Le chercheur américain d’origine tunisienne est convaincu qu’il n’y a pas « incompatibilité » entre Islam et démocratie. Radwan Masmoudi, président de l’Association « Islam et Démocratie » estime que le modèle iranien en la matière est un échec. C’est pourquoi il invite les gens à regarder plutôt le modèle turc qui est un exemple de réussite dans l’alliage entre islam et démocratie. Dans l’entretien qu’il a accordé à Opinion Internationale, il revient sur la situation des pays qui ont vécu le printemps arabe, sur les relations entre les États-Unis et ces pays en les mettant en perspective.
OI : Après le 11 septembre, les USA ont lancé un vaste programme anti-terroriste en collaboration avec les dictatures du monde arabe. Depuis 2006, un minutieux programme a été lancé pour l’intégration de la mouvance islamiste dans le champ politique de la zone. Comment expliquez-vous ce changement radical dans la stratégie USA dans la région ?

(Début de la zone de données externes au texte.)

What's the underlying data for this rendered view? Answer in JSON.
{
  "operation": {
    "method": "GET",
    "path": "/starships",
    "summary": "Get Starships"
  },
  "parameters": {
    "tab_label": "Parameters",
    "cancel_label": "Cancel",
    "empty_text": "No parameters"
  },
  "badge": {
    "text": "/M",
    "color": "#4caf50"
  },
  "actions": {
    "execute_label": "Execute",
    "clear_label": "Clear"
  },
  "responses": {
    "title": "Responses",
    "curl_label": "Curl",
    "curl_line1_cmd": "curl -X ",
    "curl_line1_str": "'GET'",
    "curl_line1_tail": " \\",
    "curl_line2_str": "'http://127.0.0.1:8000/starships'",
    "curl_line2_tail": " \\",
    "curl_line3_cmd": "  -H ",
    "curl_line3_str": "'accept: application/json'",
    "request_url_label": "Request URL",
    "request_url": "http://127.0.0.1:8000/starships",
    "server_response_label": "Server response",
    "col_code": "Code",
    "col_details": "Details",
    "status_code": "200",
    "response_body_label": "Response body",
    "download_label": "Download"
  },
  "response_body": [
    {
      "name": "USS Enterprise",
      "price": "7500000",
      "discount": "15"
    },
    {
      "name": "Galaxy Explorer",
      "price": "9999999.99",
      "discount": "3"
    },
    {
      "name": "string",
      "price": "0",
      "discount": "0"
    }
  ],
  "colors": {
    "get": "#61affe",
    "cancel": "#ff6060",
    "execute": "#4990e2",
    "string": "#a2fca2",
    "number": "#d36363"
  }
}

Radwan Masmoudi : Je pense que dans la période entre 2001 et 2004, les États-Unis ont étudié très profondément les raisons sociales, politiques et économiques du terrorisme et ont trouvé que les régimes corrompus et oppressifs, sont une des raisons essentielles de ce phénomène. Les citoyens arabes, et surtout les jeunes qui représentent plus de 50% de la population, étaient en train de perdre espoir pour pouvoir améliorer leurs situations par la voie pacifique, et un nombre grandissant d’entre eux voyait que la violence était la seule solution. Aussi, les États-Unis ont-ils réalisé que l’aide qu’ils apportaient à ces régimes oppressifs étaient une cause pour la “haine” que portaient beaucoup de citoyens Arabes et surtout les jeunes envers les États-Unis. Donc, les Américains ont décidé de la nécessité de changer leur politique envers ces régimes et de leurs demander – à commencer par les régimes alliés et proches des USA – d’implanter de sérieuses reformes politiques, économiques et sociales . Chose que ces régimes ont fait semblant de faire entre 2004 et 2006, mais ont décidé soudainement de stopper vers 2006, après le succès électoral du Hamas à Gaza et des frères musulmans en Égypte.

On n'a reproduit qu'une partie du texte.